On May 3, Mount Airy commissioners by a 4-1 vote denied rezoning for the Shepherd’s House, which would have allowed an expansion of the city’s only homeless shelter. Plans called for increasing the occupancy from 18 to about 50 people.
City officials said the shelter wasn’t a good fit in the historic district, even though they had no trouble approving the Blackmon Amphitheater and the Andy Griffith Museum next door in recent years.
On April 5 the Pilot Mountain commissioners by a 3-1 vote shot down a plan to bring 48 apartments to the outskirts of town at an estimated cost of $6.7 million.
Commissioner Kim Quinn, the lone yes vote, wrote down some of the reasons people spoke out against the project: sex offenders, poor people, people walking instead of driving cars, and destroying their way of life.
“My God takes care of not just the rich people but the poor people as well,” she argued.
Monday’s meeting of the Surry County Board of Commissioners was packed as folks turned out to hear about proposed increases in school and fire tax rates.
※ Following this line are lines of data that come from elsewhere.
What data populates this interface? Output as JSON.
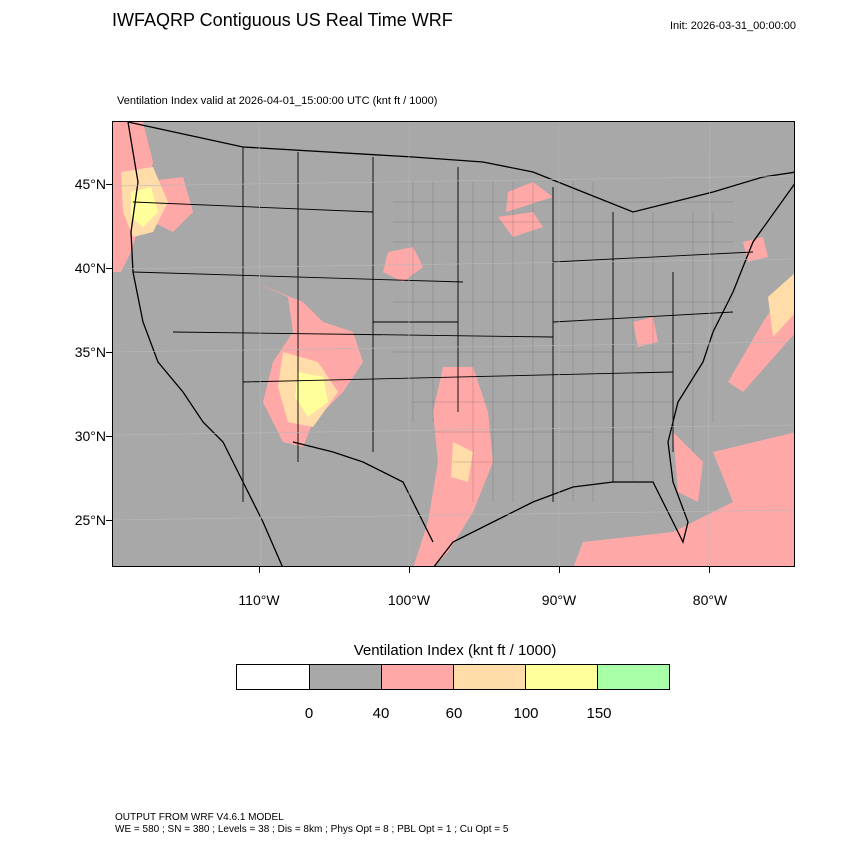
{
  "header": {
    "title": "IWFAQRP Contiguous US Real Time WRF",
    "init": "Init: 2026-03-31_00:00:00"
  },
  "map": {
    "subtitle": "Ventilation Index valid at 2026-04-01_15:00:00 UTC   (knt ft / 1000)",
    "region": "Contiguous United States",
    "background_color": "#a8a8a8",
    "lat_labels": [
      "45°N",
      "40°N",
      "35°N",
      "30°N",
      "25°N"
    ],
    "lon_labels": [
      "110°W",
      "100°W",
      "90°W",
      "80°W"
    ],
    "features": [
      "state-boundaries",
      "county-boundaries",
      "coastlines",
      "country-boundaries"
    ]
  },
  "legend": {
    "title": "Ventilation Index  (knt ft / 1000)",
    "colors": [
      "#ffffff",
      "#a8a8a8",
      "#ffa8a8",
      "#ffdca8",
      "#ffff9c",
      "#a8ffa8"
    ],
    "labels": [
      "0",
      "40",
      "60",
      "100",
      "150"
    ]
  },
  "footer": {
    "line1": "OUTPUT FROM WRF V4.6.1 MODEL",
    "line2": "WE = 580 ; SN = 380 ; Levels = 38 ; Dis = 8km ; Phys Opt = 8 ; PBL Opt = 1 ; Cu Opt = 5"
  }
}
Mixed in with those two public hearings was another hearing over a request to rezone property off Cook School Road between Pilot Mountain and Holly Springs.
Kim Bates, county planning director, said the 11.5 acres is zoned restricted residential now and would switch to RA-conditional — with the conditional use being that several small cabins be built on the site.
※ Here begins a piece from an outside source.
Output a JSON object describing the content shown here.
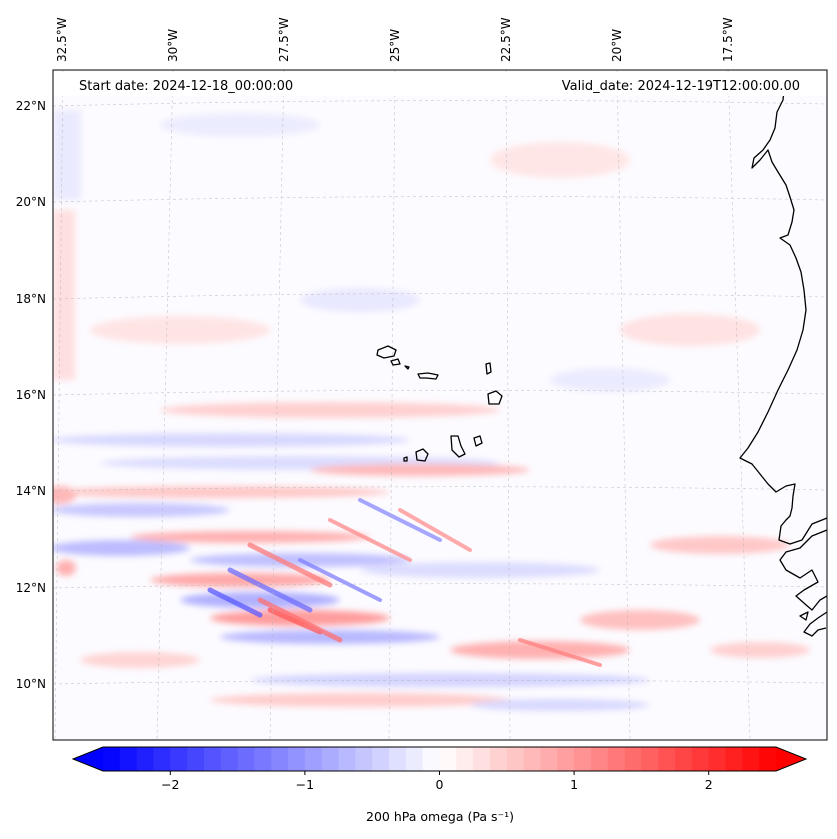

Bates noted that no one had come forward to speak against the project when the zoning board gave its approval, despite letters being sent out to the community.
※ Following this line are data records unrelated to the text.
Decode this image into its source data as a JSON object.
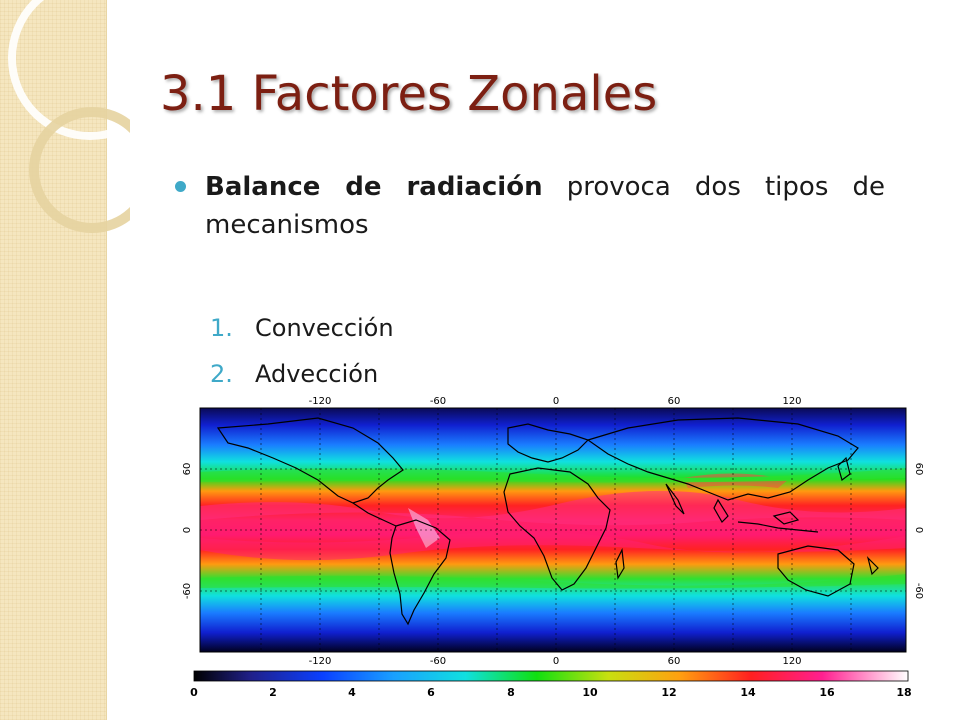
{
  "slide": {
    "title": "3.1  Factores Zonales",
    "bullet": {
      "bold": "Balance de radiación",
      "rest": " provoca dos tipos de mecanismos"
    },
    "numbered": [
      {
        "num": "1.",
        "label": "Convección"
      },
      {
        "num": "2.",
        "label": "Advección"
      }
    ]
  },
  "figure": {
    "lon_ticks": [
      "-120",
      "-60",
      "0",
      "60",
      "120"
    ],
    "lat_ticks": [
      "60",
      "0",
      "-60"
    ],
    "colorbar_ticks": [
      "0",
      "2",
      "4",
      "6",
      "8",
      "10",
      "12",
      "14",
      "16",
      "18"
    ]
  },
  "colors": {
    "title": "#7c1f12",
    "bullet_accent": "#3fa9c8",
    "background_strip": "#f5e6bf"
  }
}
Brock Bowman, of Eddie Bunn Engineering, said his firm is working on the project with an out-of-state developer. He said the land along the roadway was once zoned RA, but had been changed to residential; now he was just asking that it go back to what it originally was.
Bowman said the project would be to build 30 to 35 small cabins, about 400 square feet, for short-term rental. Additional space on the site would be set aside for three houses to be built there, from 1,200 square feet to 1,800. One of these will be occupied by a full-time manager who will oversee the property.
During the public hearing, Wade Gilley Jr., said he owns land nearby and his father is a neighboring property owner to this location.
Gilley said he is concerned about long-term purpose of property. That area is mostly hay and tobacco, he said, and he is concerned that such cabins would become low-income housing and bring more crime and meth labs into the county.
Roger Taylor, who said he lives across the road from this land, said he doesn’t have a problem with new neighbors moving in, but he does have a problem with these small rentals. He said he has seen a lot of mobile homes spring up and meth labs. If this is allowed, it’s going to hurt the community.
Chairman Eddie Harris said he is concerned that these cabins could be used for long-term residences.
Bates said that the developer presented the project as short-term rental cabins, and that’s what the conditional use in the zoning would allow. If the operator tried to do anything other than that with the cabins, then the owner would have to come back before the zoning board for a new permit.
Harris said that squeezing 35 cabins on less than 12 acres doesn’t sound like much of a scenic getaway to him.
Commissioner Van Tucker asked the two neighbors if they had raised their objections to the zoning board, which had voted unanimously in favor of the project.
Taylor said he only just learned about the project last Thursday after the planning board met. Gilley said his father may have received a letter from the county, but he hadn’t seen it.
After the discussion, the county board chose not to support the rezoning.